Key Verizon investment areas include fiber and multi-access edge computing, noted Verizon Chairman and CEO Hans Vestberg today. Vestberg told attendees at an investor conference that the company is installing 1400 miles of fiber per month and that it will begin offering multi-access edge computing (MEC) in fourth quarter.

Verizon fiber deployments are critical to supporting a mixture of services, Vestberg said.

“One part of the whole intelligent edge network was that . . . all the way from the data center to the access point you have one unique network with a lot of redundancy and, in between, a lot of fiber to the access point and then you decide if it’s 3G, 5G, 4G or fiber to the home or fiber to the curb or fiber to the enterprise,” he explained.

Verizon expects to continue to deploy about this amount of fiber on a monthly basis for another two to three year, Vestberg noted.

Verizon Investment in MEC
Multi-access edge computing is becoming increasingly important to network operators’ vision for 5G and the enterprise.

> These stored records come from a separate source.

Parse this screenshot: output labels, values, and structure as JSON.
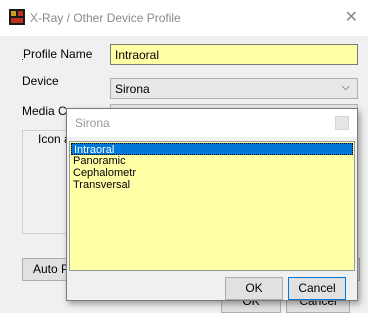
{
  "window": {
    "title": "X-Ray / Other Device Profile",
    "close_glyph": "✕"
  },
  "form": {
    "profile_name_label": "Profile Name",
    "profile_name_value": "Intraoral",
    "device_label": "Device",
    "device_value": "Sirona",
    "media_label": "Media Ca",
    "icon_label": "Icon a"
  },
  "buttons": {
    "auto_label": "Auto Pr",
    "ok_bg": "OK",
    "cancel_bg": "Cancel"
  },
  "popup": {
    "title": "Sirona",
    "items": [
      "Intraoral",
      "Panoramic",
      "Cephalometr",
      "Transversal"
    ],
    "selected_index": 0,
    "ok_label": "OK",
    "cancel_label": "Cancel"
  },
  "colors": {
    "field_highlight": "#ffffa6",
    "selection": "#0078d7"
  }
}
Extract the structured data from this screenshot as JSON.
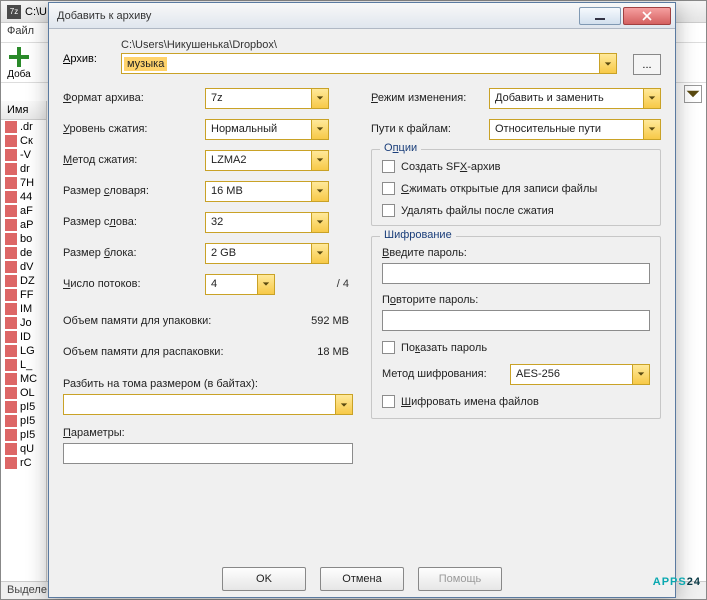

Both Verizon and AT&T have been talking for some time about enabling new applications by combining the low latency of 5G networks with intelligence and computing resources located close to end users. Other carriers, including Sprint, also are getting on the bandwagon.

According to Vestberg, the nation’s 40 or 50 largest companies are exploring how they can use a combination of private 5G and MEC to “rethink” factories, hospitals and other operations. 

“We are already in with these customers,” Vestberg said, reiterating a theme we heard just a few days ago when we talked to Verizon Senior Executive Vice President Adam Koeppe  about the company’s plans for the CBRS band, which became available for commercial operation when the FCC  announced on Monday that it had approved initial commercial deployments in the band. Koeppe also noted opportunities for Verizon to work with existing enterprise customers on applications involving wireless and MEC.

Vestberg didn’t detail the types of applications that a combination of 5G and MEC could enable in his comments today. But stakeholders have been talking about applications such as virtual and augmented reality, self-driving cars and remote-controlled robotics.

Verizon testing earlier this year showed that a MEC approach could enable facial recognition technology to recognize individuals twice as quickly as when the same testing was done using a more distant data center. 

Vestberg made his comments at the Goldman Sachs Communacopia Conference, which was also webcast.